As Keir Relies On Keith Vaz, Tories Scent A Distant Victory mdi-fullscreen

Either Keir Starmer is getting worse or Alzheimer is getting his grip on me. Not only was he impossible to understand, it was impossible to follow what he was saying. It was the single worst performance by any LOTO since Denis the Dancing Dachshund fell down dead during the Corn Law debates of the 1840s. Or is my memory playing its trick?

The facts are these.

Tories had returned from their Easter break refreshed, resurrected, and – I’m sure they won’t mind my saying – repulsive. They won the roaring contest convincingly; but Labour barely tries anymore. Their chief whip sat at the end of their front bench with a face carved out of the living rock of Mt Rushmore. They feel their poll lead leeching away, but they can’t announce any policy, or support any position so there’s nothing to do except rely on the glamour of their leader to take them into government.
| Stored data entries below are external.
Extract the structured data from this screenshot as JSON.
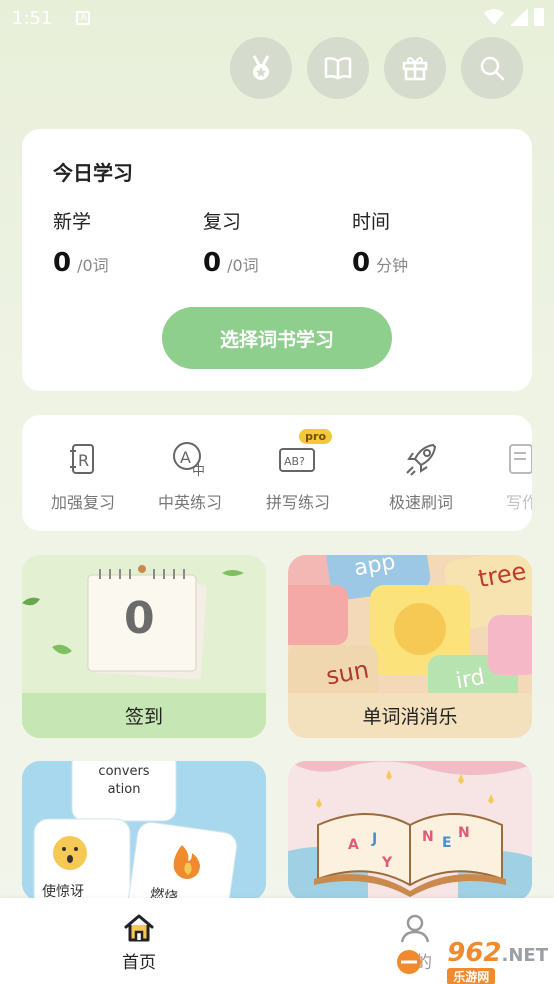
{
  "status_bar": {
    "time": "1:51"
  },
  "top_icons": [
    "medal-icon",
    "book-icon",
    "gift-icon",
    "search-icon"
  ],
  "today": {
    "title": "今日学习",
    "stats": [
      {
        "label": "新学",
        "value": "0",
        "unit": "/0词"
      },
      {
        "label": "复习",
        "value": "0",
        "unit": "/0词"
      },
      {
        "label": "时间",
        "value": "0",
        "unit": "分钟"
      }
    ],
    "button_label": "选择词书学习"
  },
  "tools": [
    {
      "label": "加强复习",
      "icon": "review-icon"
    },
    {
      "label": "中英练习",
      "icon": "translate-icon"
    },
    {
      "label": "拼写练习",
      "icon": "spell-icon",
      "badge": "pro"
    },
    {
      "label": "极速刷词",
      "icon": "rocket-icon"
    },
    {
      "label": "写作",
      "icon": "writing-icon"
    }
  ],
  "games": [
    {
      "label": "签到",
      "art_number": "0"
    },
    {
      "label": "单词消消乐",
      "tiles": [
        "app",
        "tree",
        "sun",
        "ird"
      ]
    },
    {
      "label": "",
      "tiles": [
        "convers\nation",
        "使惊讶",
        "燃烧"
      ]
    },
    {
      "label": "",
      "letters": [
        "A",
        "J",
        "Y",
        "N",
        "E",
        "N"
      ]
    }
  ],
  "nav": [
    {
      "label": "首页",
      "icon": "home-icon"
    },
    {
      "label": "我的",
      "icon": "user-icon"
    }
  ],
  "watermark": {
    "text": "962",
    "suffix": ".NET",
    "sub": "乐游网"
  },
  "colors": {
    "accent": "#8fcf8e",
    "pro": "#f2c93a"
  }
}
The sense of dread this is producing is too awful to face, so they double down on their strategy and do twice as much of it. But as the strategy is to do nothing the maths is not in their favour.

The Tories have broken Britain, is Keir’s theme. Broken the NHS, broken the criminal justice system, broken the asylum system. He decorated the theme with accounts of public service failures – waiting two days for an ambulance, 99% of rapists getting off, a people trafficker throwing boiling water over a prison guard and being released – and so forth. They never work as he wants them to, these examples of public servants acting in their private interests – but far worse for him, he somehow, lost his way, sat down, got up, stood there in a tumult of laughing Tories looking dazed and alone. Maybe he had been stung by the PM’s painless, Beano-era jab, calling him “Sir Softie” but he restarted his tale of woe and got sidetracked into defending his own record when he was, two lives ago, the Director of Public Prosecutions.
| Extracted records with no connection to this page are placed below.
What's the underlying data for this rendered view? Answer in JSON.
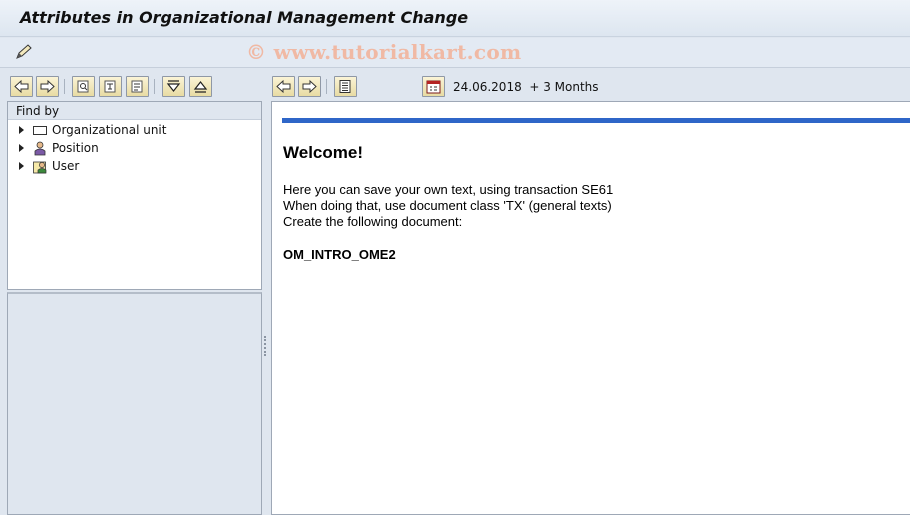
{
  "window": {
    "title": "Attributes in Organizational Management Change"
  },
  "app_toolbar": {
    "watermark": "© www.tutorialkart.com",
    "icons": [
      "pencil-icon"
    ]
  },
  "left_toolbar": {
    "buttons": [
      "back-icon",
      "forward-icon",
      "find-icon",
      "structure-search-icon",
      "search-term-icon",
      "expand-icon",
      "collapse-icon"
    ]
  },
  "findby": {
    "header": "Find by",
    "items": [
      {
        "label": "Organizational unit",
        "icon": "org-unit-icon"
      },
      {
        "label": "Position",
        "icon": "position-icon"
      },
      {
        "label": "User",
        "icon": "user-icon"
      }
    ]
  },
  "right_toolbar": {
    "buttons": [
      "back-icon",
      "forward-icon",
      "overview-icon",
      "calendar-icon"
    ],
    "date": "24.06.2018",
    "period": "+ 3 Months"
  },
  "content": {
    "heading": "Welcome!",
    "line1": "Here you can save your own text, using transaction SE61",
    "line2": "When doing that, use document class 'TX' (general texts)",
    "line3": "Create the following document:",
    "document_name": "OM_INTRO_OME2"
  },
  "colors": {
    "accent_line": "#2f66c8",
    "button_face": "#f3e9bd",
    "background": "#dfe6ef"
  }
}
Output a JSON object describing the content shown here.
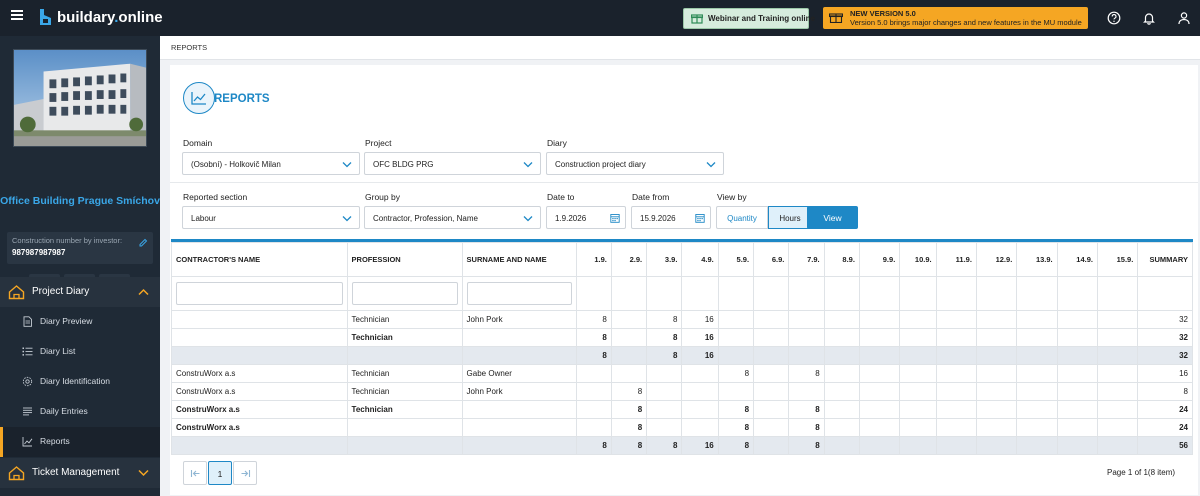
{
  "app": {
    "brand_main": "buildary",
    "brand_dot": ".",
    "brand_tail": "online"
  },
  "topbar": {
    "webinar_label": "Webinar and Training online",
    "new_version_title": "NEW VERSION 5.0",
    "new_version_text": "Version 5.0 brings major changes and new features in the MU module",
    "icons": [
      "help-icon",
      "bell-icon",
      "user-icon"
    ]
  },
  "sidebar": {
    "project_name": "Office Building Prague Smíchov",
    "construction_label": "Construction number by investor:",
    "construction_value": "987987987987",
    "buttons": [
      "list-icon",
      "gear-icon",
      "globe-icon"
    ],
    "sections": [
      {
        "label": "Project Diary",
        "expanded": true
      },
      {
        "label": "Ticket Management",
        "expanded": false
      }
    ],
    "items": [
      {
        "label": "Diary Preview",
        "icon": "document-icon"
      },
      {
        "label": "Diary List",
        "icon": "list-icon"
      },
      {
        "label": "Diary Identification",
        "icon": "gear-icon"
      },
      {
        "label": "Daily Entries",
        "icon": "lines-icon"
      },
      {
        "label": "Reports",
        "icon": "chart-icon",
        "active": true
      }
    ]
  },
  "breadcrumb": "REPORTS",
  "page_title": "REPORTS",
  "filters": {
    "domain": {
      "label": "Domain",
      "value": "(Osobní) - Holkovič Milan"
    },
    "project": {
      "label": "Project",
      "value": "OFC BLDG PRG"
    },
    "diary": {
      "label": "Diary",
      "value": "Construction project diary"
    },
    "section": {
      "label": "Reported section",
      "value": "Labour"
    },
    "group_by": {
      "label": "Group by",
      "value": "Contractor, Profession, Name"
    },
    "date_to": {
      "label": "Date to",
      "value": "1.9.2026"
    },
    "date_from": {
      "label": "Date from",
      "value": "15.9.2026"
    },
    "view_by": {
      "label": "View by",
      "options": [
        "Quantity",
        "Hours"
      ],
      "selected": "Hours"
    },
    "view_button": "View"
  },
  "table": {
    "columns": [
      "CONTRACTOR'S NAME",
      "PROFESSION",
      "SURNAME AND NAME",
      "1.9.",
      "2.9.",
      "3.9.",
      "4.9.",
      "5.9.",
      "6.9.",
      "7.9.",
      "8.9.",
      "9.9.",
      "10.9.",
      "11.9.",
      "12.9.",
      "13.9.",
      "14.9.",
      "15.9.",
      "SUMMARY"
    ],
    "rows": [
      {
        "type": "data",
        "cells": [
          "",
          "Technician",
          "John Pork",
          "8",
          "",
          "8",
          "16",
          "",
          "",
          "",
          "",
          "",
          "",
          "",
          "",
          "",
          "",
          "",
          "32"
        ]
      },
      {
        "type": "bold",
        "cells": [
          "",
          "Technician",
          "",
          "8",
          "",
          "8",
          "16",
          "",
          "",
          "",
          "",
          "",
          "",
          "",
          "",
          "",
          "",
          "",
          "32"
        ]
      },
      {
        "type": "total",
        "cells": [
          "",
          "",
          "",
          "8",
          "",
          "8",
          "16",
          "",
          "",
          "",
          "",
          "",
          "",
          "",
          "",
          "",
          "",
          "",
          "32"
        ]
      },
      {
        "type": "data",
        "cells": [
          "ConstruWorx a.s",
          "Technician",
          "Gabe Owner",
          "",
          "",
          "",
          "",
          "8",
          "",
          "8",
          "",
          "",
          "",
          "",
          "",
          "",
          "",
          "",
          "16"
        ]
      },
      {
        "type": "data",
        "cells": [
          "ConstruWorx a.s",
          "Technician",
          "John Pork",
          "",
          "8",
          "",
          "",
          "",
          "",
          "",
          "",
          "",
          "",
          "",
          "",
          "",
          "",
          "",
          "8"
        ]
      },
      {
        "type": "bold",
        "cells": [
          "ConstruWorx a.s",
          "Technician",
          "",
          "",
          "8",
          "",
          "",
          "8",
          "",
          "8",
          "",
          "",
          "",
          "",
          "",
          "",
          "",
          "",
          "24"
        ]
      },
      {
        "type": "subtotal",
        "cells": [
          "ConstruWorx a.s",
          "",
          "",
          "",
          "8",
          "",
          "",
          "8",
          "",
          "8",
          "",
          "",
          "",
          "",
          "",
          "",
          "",
          "",
          "24"
        ]
      },
      {
        "type": "total",
        "cells": [
          "",
          "",
          "",
          "8",
          "8",
          "8",
          "16",
          "8",
          "",
          "8",
          "",
          "",
          "",
          "",
          "",
          "",
          "",
          "",
          "56"
        ]
      }
    ]
  },
  "pagination": {
    "current": "1",
    "info": "Page 1 of 1(8 item)"
  }
}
At last there were words that registered. He said, “In 2013”. As political historians tell us, this takes us back to the era of Denis the Dachsund. Down Memory Lane we went with him, every twist and turn in the neverending story, with details from his resumé, his conviction rates, his career highlights, climaxing with the assertion that he had been commended for his performance by the chair of the Home Affairs select committee (er, one Keith Vaz, at the time). Keir and Keith Vaz! Tories bellowed happily.
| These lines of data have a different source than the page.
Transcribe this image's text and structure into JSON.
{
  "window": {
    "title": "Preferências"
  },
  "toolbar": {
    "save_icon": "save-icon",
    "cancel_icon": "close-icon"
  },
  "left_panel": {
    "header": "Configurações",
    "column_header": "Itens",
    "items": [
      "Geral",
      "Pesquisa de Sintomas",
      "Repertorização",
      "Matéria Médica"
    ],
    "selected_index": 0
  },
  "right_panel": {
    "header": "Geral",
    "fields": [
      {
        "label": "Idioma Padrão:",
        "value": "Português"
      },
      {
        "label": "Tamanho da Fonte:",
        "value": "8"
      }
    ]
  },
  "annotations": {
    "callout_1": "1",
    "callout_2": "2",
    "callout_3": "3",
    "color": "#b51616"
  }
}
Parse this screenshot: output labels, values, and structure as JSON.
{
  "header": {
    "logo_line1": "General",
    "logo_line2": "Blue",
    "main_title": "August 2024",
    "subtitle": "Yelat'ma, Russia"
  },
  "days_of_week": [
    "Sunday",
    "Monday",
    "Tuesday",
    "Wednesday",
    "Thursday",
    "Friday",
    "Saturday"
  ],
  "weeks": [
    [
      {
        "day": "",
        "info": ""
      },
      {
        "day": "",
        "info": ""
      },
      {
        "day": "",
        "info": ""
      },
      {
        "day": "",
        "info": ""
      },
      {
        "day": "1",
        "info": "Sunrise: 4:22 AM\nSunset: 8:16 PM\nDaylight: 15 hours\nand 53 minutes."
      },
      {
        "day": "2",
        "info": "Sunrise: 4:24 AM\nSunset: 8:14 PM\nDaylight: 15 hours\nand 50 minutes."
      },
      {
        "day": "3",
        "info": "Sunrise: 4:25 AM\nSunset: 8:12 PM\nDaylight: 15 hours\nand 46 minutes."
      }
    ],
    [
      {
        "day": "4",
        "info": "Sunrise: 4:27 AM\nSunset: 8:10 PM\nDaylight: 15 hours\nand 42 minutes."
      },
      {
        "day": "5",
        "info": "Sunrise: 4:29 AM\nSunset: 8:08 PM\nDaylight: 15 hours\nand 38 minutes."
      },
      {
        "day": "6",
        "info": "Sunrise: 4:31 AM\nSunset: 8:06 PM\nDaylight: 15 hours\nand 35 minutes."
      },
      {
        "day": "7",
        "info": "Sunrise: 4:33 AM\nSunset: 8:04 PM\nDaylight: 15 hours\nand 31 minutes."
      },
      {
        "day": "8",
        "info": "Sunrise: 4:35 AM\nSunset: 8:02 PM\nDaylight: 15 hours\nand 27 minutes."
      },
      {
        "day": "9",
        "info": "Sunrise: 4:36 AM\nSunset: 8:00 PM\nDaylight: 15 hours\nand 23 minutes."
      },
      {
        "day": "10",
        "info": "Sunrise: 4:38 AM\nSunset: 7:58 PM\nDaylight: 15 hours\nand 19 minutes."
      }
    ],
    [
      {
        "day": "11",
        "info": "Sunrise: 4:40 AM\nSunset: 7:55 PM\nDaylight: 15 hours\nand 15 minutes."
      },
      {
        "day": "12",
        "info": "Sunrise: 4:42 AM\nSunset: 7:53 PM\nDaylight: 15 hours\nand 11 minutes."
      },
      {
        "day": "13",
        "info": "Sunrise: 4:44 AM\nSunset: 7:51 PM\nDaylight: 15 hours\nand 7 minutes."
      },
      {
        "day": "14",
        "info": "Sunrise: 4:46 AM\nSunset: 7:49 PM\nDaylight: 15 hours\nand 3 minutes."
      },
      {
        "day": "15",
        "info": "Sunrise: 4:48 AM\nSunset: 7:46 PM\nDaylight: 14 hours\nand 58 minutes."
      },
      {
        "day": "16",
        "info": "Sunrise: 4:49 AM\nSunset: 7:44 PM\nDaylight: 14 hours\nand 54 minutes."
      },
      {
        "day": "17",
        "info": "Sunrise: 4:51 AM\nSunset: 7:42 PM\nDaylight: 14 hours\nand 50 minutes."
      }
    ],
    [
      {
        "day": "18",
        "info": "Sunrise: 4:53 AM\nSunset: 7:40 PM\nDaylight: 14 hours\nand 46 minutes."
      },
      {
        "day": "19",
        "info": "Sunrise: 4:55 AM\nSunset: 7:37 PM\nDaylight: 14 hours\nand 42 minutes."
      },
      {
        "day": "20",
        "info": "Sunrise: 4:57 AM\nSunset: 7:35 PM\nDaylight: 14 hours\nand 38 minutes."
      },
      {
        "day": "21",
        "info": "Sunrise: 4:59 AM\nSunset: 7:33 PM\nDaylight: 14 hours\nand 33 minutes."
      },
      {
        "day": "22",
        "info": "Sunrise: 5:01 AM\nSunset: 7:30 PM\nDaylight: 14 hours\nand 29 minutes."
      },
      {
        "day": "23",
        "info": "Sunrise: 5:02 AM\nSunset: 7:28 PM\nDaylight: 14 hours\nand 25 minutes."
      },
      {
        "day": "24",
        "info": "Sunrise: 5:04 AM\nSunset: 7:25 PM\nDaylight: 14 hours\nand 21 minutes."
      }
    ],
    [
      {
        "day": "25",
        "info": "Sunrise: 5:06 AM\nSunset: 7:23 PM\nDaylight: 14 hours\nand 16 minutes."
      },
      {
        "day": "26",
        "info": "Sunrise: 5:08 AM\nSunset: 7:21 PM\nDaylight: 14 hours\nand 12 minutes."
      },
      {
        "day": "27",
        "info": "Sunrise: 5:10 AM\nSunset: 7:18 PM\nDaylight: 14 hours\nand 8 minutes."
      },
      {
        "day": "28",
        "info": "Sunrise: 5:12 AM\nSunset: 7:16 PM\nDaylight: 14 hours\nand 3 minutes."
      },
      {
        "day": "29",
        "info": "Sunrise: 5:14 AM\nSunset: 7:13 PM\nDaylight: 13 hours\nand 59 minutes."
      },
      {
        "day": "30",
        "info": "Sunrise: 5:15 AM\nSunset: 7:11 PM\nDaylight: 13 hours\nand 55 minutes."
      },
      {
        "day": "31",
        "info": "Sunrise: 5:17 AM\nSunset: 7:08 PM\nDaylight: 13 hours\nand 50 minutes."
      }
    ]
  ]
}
Rishi must be the best prepared PM of modern times. At the mention of that date, ten years ago, he reached into his briefs and pulled out the most marvellous piece of parliamentary arcana. In that very year, he said, Keir Starmer had appeared on the face of his very own Bill, a piece of legislation regarding, it seems, his personal pension. The cry this produced from the government benches was louder than anything since the glory days of Blair and Brown – under whose inspirational leadership Britain was breaking but not yet entirely broken.